Lee Pender | December 27, 2006

It was pretty good, though it could have been better.

Yesterday, Judge Charles R. Simpson III reaffirmed his analysis of last August in the Cherry Hill case, finding that on-site only requirements in the direct shipment law effective on January 1 are unenforceable because they unduly burden interstate commerce relative to in-state direct shipments. The ruling, which has direct effect only in Kentucky, deprives anti-commerce elements of a frequently employed rear guard tactic against Granholm –the introduction of illusory equality by requiring both in-state and out-of-state wineries to sell only from orders placed by the buyer in person at the winery site.

Other aspects of the new law remain in place, including the right of out-of-state wineries to hold “small farm winery” licenses. The winery and consumer plaintiffs had also challenged two restrictions on small farm winery licensees, (1) that the license is available only to wineries producing no more than 50,000 gallons annually [~21,000 cases], and (2) that wineries may ship no more than two cases in a single order. While there is no doubt that many out-of-state wineries and no Kentucky wineries are affected by the volume cap, or that small order requirements are more onerous for longer distance deliveries, the court decided both restrictions were constitutionally permissible because the inequities arose from “mere geographic happenstance.” Where one draws the line between geographic happenstance and an impermissibly protectionist system remains to be decided another day. (The same opinion also upholds a peculiar part of the new law that creates state funding for zero-markup distribution of small farm wines by distributors, if any, who choose to participate, on the grounds that it will be available to all farm wineries, wherever located.)

The pro-commerce part of the opinion rests on the court’s finding “that each winery’s products are distinctive,” a principle of potentially far-reaching significance. If wholesalers and their governmental allies cannot impose on-site requirements, they are left with either accepting direct shipment or achieving the politically challenging objective of cutting it off for their own state’s wineries. As Judge Simpson put it,

“The principal problem faced by the defendants herein is that the legislature chose to permit direct shipment of alcohol. The choice to do so has thus taken us down the current road.”

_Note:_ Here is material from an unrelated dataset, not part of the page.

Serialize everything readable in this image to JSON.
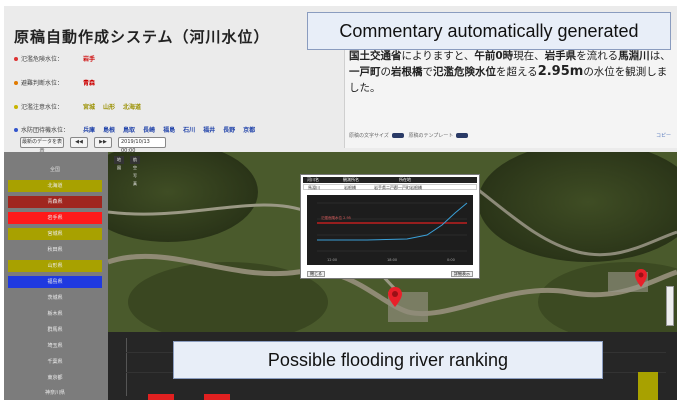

Where the current road leads will be the subject of appeals in the 6th Circuit. The state’s and wholesalers’ appeal from the August ruling has been parked in the Court of Appeals, pending today’s judgment. Their appeal from both will doubtless now go forward. At this point, it is unknown whether the plaintiffs will cross-appeal on the volume cap and maximum order quantity issues.

Update: An unanswered practical question is how the two-case limit will be applied in the absence of an on-site requirement. Unless the Court of Appeals stays it, the December 26th order simply snips the in-person ordering requirement out of the statute. It makes no change in the two parts of the statute that provide, “The amount of wine shipped is limited to two (2) cases per customer per visit.” Even if the state must substitute “order” for “visit” in practice, the opinion seems to leave room for banning cost-saving measures like consolidating orders for shipment.